Successe che in terza media la mia classe fu portata a sciare, in settimana bianca, e tutte si fidanzavano. A me non fregava un’accidenti, ma una mia compagna si struggeva per un ragazzino lentigginoso dai capelli rossi e mi venne voglia di gareggiare con lei, come avevo fatto tante volte negli sport che praticavo. Quello che m’importava era arrivare prima. Conquistarlo fu facilissimo: c’era una melensa canzone d’amore che ascoltavamo in continuazione la sera dell’ultimo giorno tutti insieme, maschi e femmine, in una sala dell’hotel. Lui mi guardava rapito ed io gli sorrisi. La mia compagna di camera ululava che era cotto. L’indomani ci sedemmo vicini in corriera e a un certo punto lui mi prese la mano: eravamo fidanzati! All’arrivo scesi dal bus e non gli dissi neanche ciao. Né gli rivolsi mai più la parola. Seppi che sofferse per anni. Quando mi vedeva arrossiva così tanto che le lentiggini gli sparivano. E io ci godevo pure. Mi ero comportata da vile e pensavo di essere stata eroica solo perché l’avevo umiliato. Né sapevo minimamente che avevo sfidato Amore. E il dio, molto tempo dopo, me la fece pagare.

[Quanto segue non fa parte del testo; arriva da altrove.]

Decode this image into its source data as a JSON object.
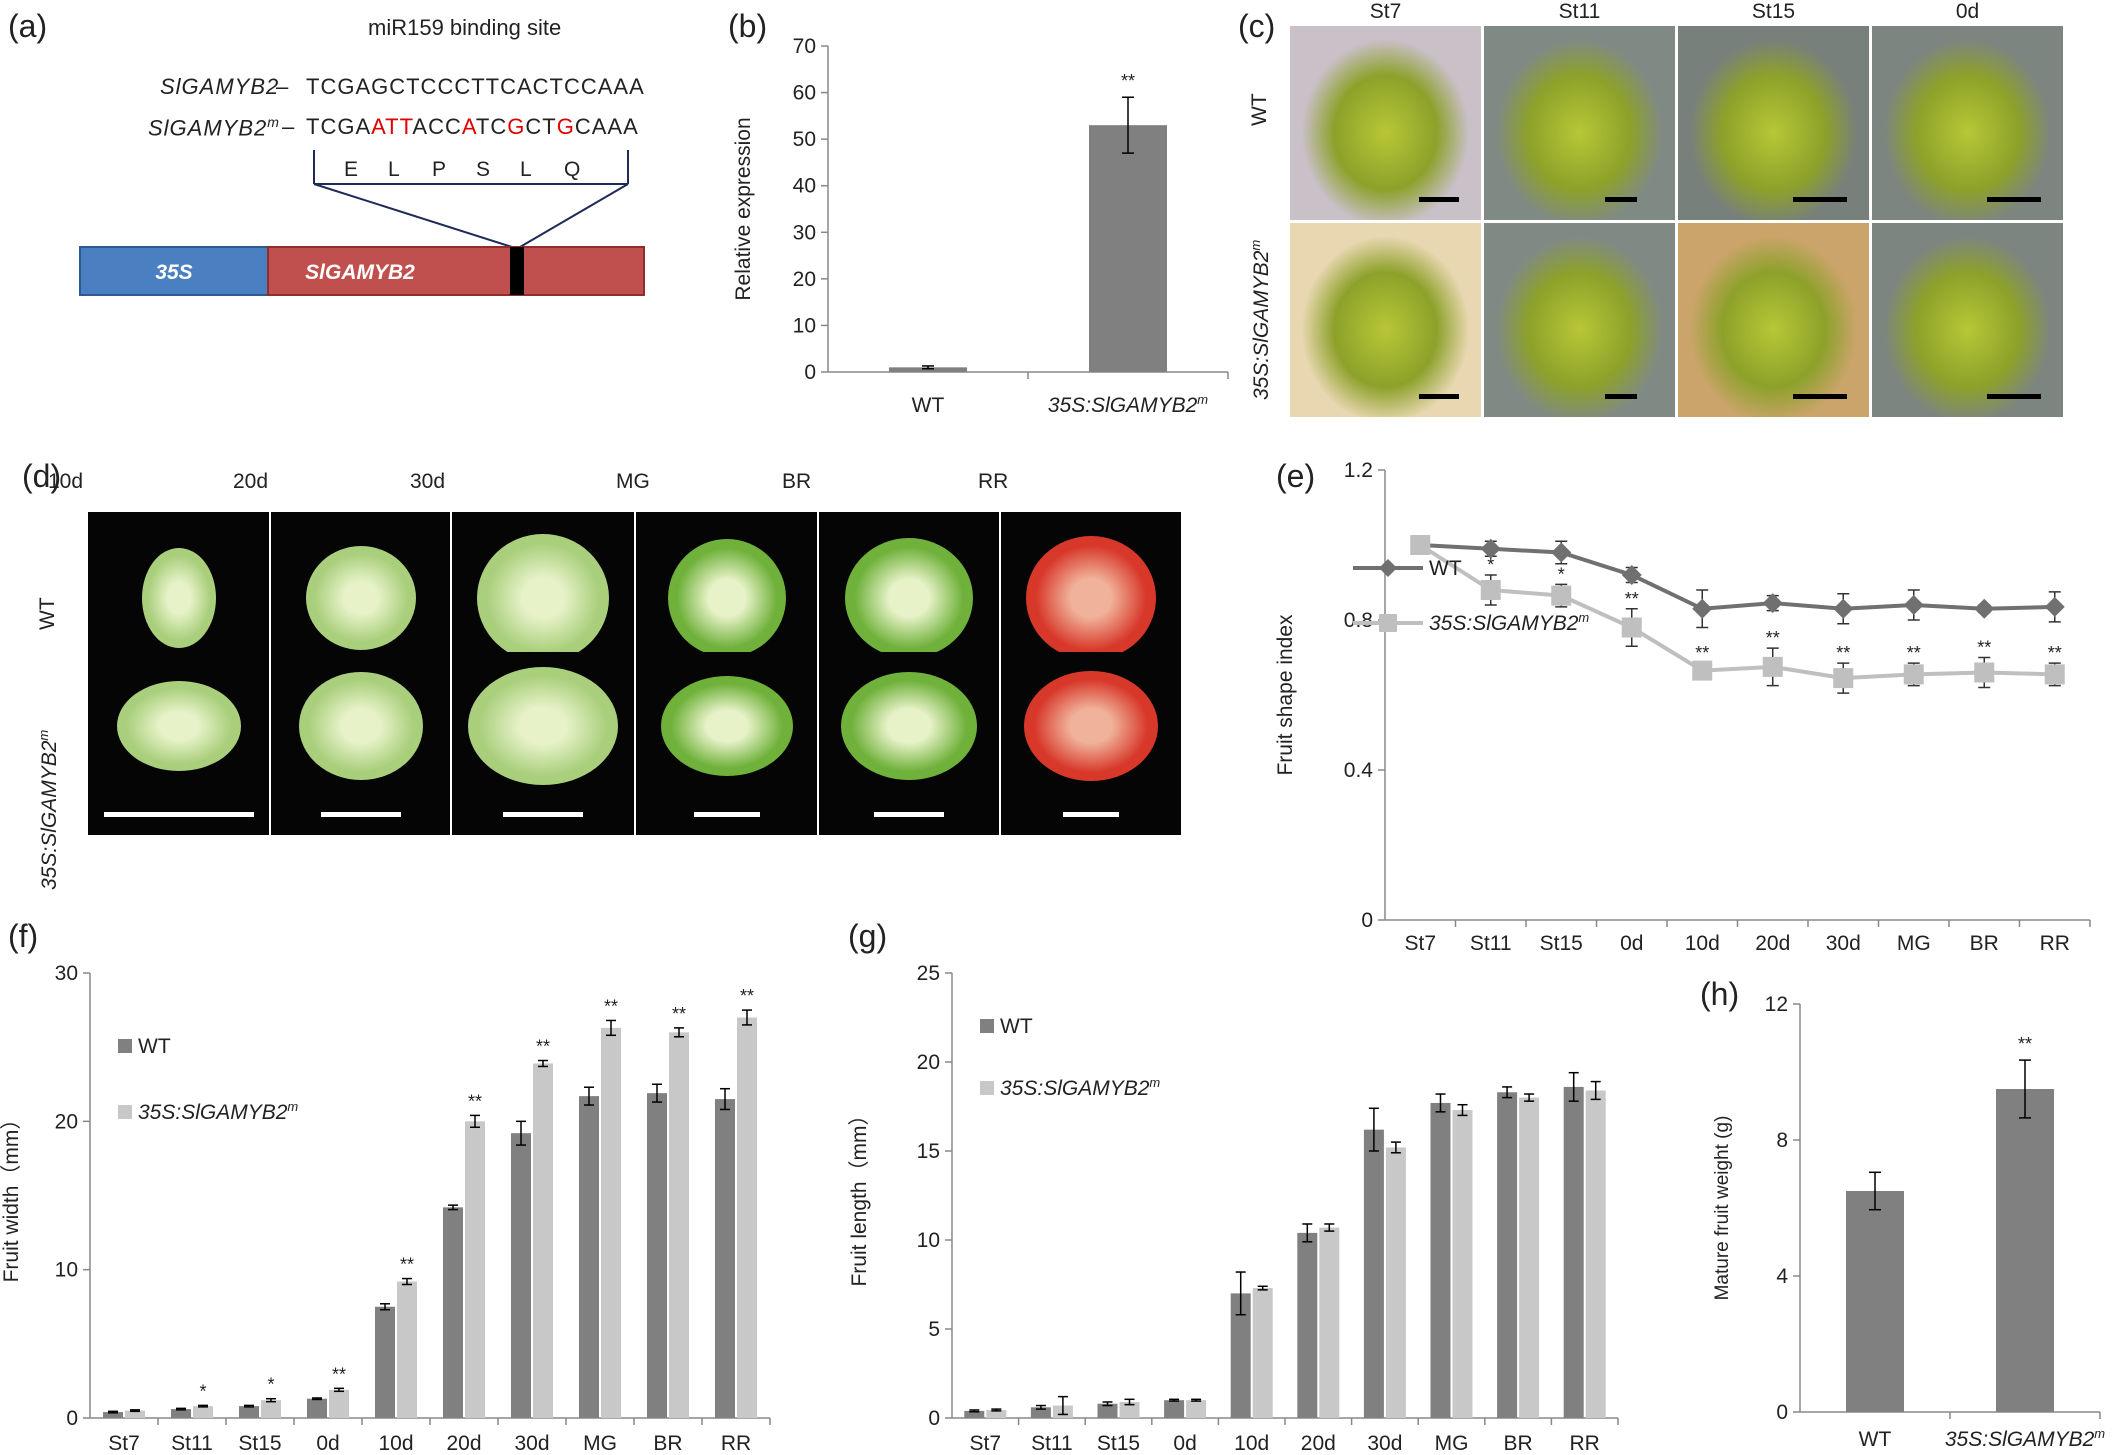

Ma amore e guerra sono il risvolto della stessa medaglia. Infatti prima degli dei greci c’era un’unica dea dell’amore e della guerra. Il mito non è altro che la spiegazione del differenziarsi dei sentimenti di cui l’animo umano prende coscienza attraverso la consapevolezza delle proprie emozioni.
“La vita, la felicità della vita, il coraggio, la forza, l’impetuosità, la giovinezza, il piacere amoroso sono i veri valori che contano” scrive Jean-Pierre Vernant in La morte eroica nell’antica Grecia (Il melangono). E per questi valori Achille, l’eroe, è disposto a morire. Quando si è giovani, si pensa di essere invincibili, immortali e che nessuna ferita del corpo o dell’anima potrà mai scalfirci. Achille ci ha insegnato che quello che conta è voler essere sempre il migliore, ma quando si gioca a “tutto o niente”, un giorno si perde e si muore giovani come Achille. Per l’eroe, la vita è sacra nella misura in cui un uomo è capace di essere un uomo come si deve, senza scendere a bassezze, accettare compromessi. Un uomo è un uomo solo quando è libero da sottomissioni ed è disponibile a sacrificare la vita, ma non il proprio onore. Perché ciò che importa è la gloria imperitura, lasciare un ricordo immortale di sé. Questa è una metafora sulle scelte che la vita ci presenta e su come affrontarle: “Come se lo splendore divino si fosse posato su di me”. Invece oggi pur di vincere, di affermarsi, di vivere alla grande ma senza grandezza, si muore dentro giorno dopo giorno.